Strauss interested in ECB role

2015-04-12 16:37
Andrew Strauss (AP)

London - Former Ashes-winning captain Andrew Strauss has expressed his interest in the newly-created director of English cricket role for the England and Wales Cricket Board (ECB).

Led by chief executive Tom Harrison and endorsed by incoming chairman Colin Graves the new leadership position is focused on team performance in the wake of the the disappointing performance at the recent World Cup.

"To anyone who is passionate about cricket, the allure of such a job is undeniable," Strauss wrote in the Sunday Times.

"I am certainly interested in any role that might help English cricket move forward."

Two more former England captains Michael Vaughan and Alec Stewart are also being considered for the role as the ECB begins its restructure following the departure of managing director Paul Downton after the terrible World Cup campaign.

Downton was appointed in October 2013 and Strauss questioned whether the state of English cricket had improved during his tenure, although they are still third in the Test rankings.

"It is hard to create any sort of dialogue that English cricket is in a better place today than when Downton started," Strauss, who scored 7037 Test runs including 21 centuries at an average of 40.91, added.

"The ECB seems to be attempting to bring his replacement closer to the team, with more influence over the players and thus more accountability for their performances."

Since topping the ICC Test rankings in 2011 and registering four Ashes victories from five series in 2005, 2009, 2010 and 2013 England have been in steady decline.
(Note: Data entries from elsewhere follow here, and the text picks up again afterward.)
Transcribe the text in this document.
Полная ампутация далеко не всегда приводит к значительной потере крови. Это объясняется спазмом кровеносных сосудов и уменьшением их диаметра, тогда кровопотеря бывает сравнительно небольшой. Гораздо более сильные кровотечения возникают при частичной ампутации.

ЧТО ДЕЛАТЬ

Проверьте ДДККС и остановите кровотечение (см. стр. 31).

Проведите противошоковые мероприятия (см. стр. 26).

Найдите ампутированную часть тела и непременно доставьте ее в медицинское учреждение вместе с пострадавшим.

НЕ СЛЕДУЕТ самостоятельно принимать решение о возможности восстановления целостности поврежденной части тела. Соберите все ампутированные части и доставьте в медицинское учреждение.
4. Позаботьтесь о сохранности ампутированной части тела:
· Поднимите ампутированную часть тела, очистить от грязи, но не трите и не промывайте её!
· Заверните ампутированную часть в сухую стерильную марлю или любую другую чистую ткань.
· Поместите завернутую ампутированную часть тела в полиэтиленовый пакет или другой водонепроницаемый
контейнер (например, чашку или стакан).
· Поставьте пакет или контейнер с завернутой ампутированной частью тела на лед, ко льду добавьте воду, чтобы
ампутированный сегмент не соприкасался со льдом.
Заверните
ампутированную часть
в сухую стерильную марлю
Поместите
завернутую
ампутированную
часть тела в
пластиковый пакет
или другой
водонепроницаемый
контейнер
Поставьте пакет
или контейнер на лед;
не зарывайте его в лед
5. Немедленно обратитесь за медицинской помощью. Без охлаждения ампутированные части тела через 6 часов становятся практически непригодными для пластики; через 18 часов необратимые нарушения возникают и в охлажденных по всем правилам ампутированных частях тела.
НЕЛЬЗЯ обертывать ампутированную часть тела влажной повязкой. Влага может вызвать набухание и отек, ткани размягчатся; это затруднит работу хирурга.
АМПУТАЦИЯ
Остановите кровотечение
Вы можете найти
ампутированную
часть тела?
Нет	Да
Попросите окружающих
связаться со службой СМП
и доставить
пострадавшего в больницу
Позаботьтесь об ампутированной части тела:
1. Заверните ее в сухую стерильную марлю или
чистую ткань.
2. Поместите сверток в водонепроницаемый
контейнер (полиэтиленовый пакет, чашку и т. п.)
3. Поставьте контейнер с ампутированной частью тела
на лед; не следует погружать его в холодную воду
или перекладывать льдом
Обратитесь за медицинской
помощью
In 2014 they suffered a humiliating Ashes whitewash and much of the ensuing 15 months has been dominated by the fallout following the sacking of Kevin Pietersen and the subsequent release of his controversial autobiography.

Vaughan, captain during England's famous 2005 Ashes triumph, said last week that fundamental changes were required to yield improvement in the state of English cricket.

"I have a vision for the game and will be more than willing to talk to the ECB to see what exactly the role is and how much influence it will wield over the future structure of our game," he said in the Telegraph.

"The brief has to be wider and more powerful than Paul's (Downton) to have any real impact on England."

They begin the first of a three-match test series against the West Indies in Antigua on Monday before home test series against New Zealand and Australia.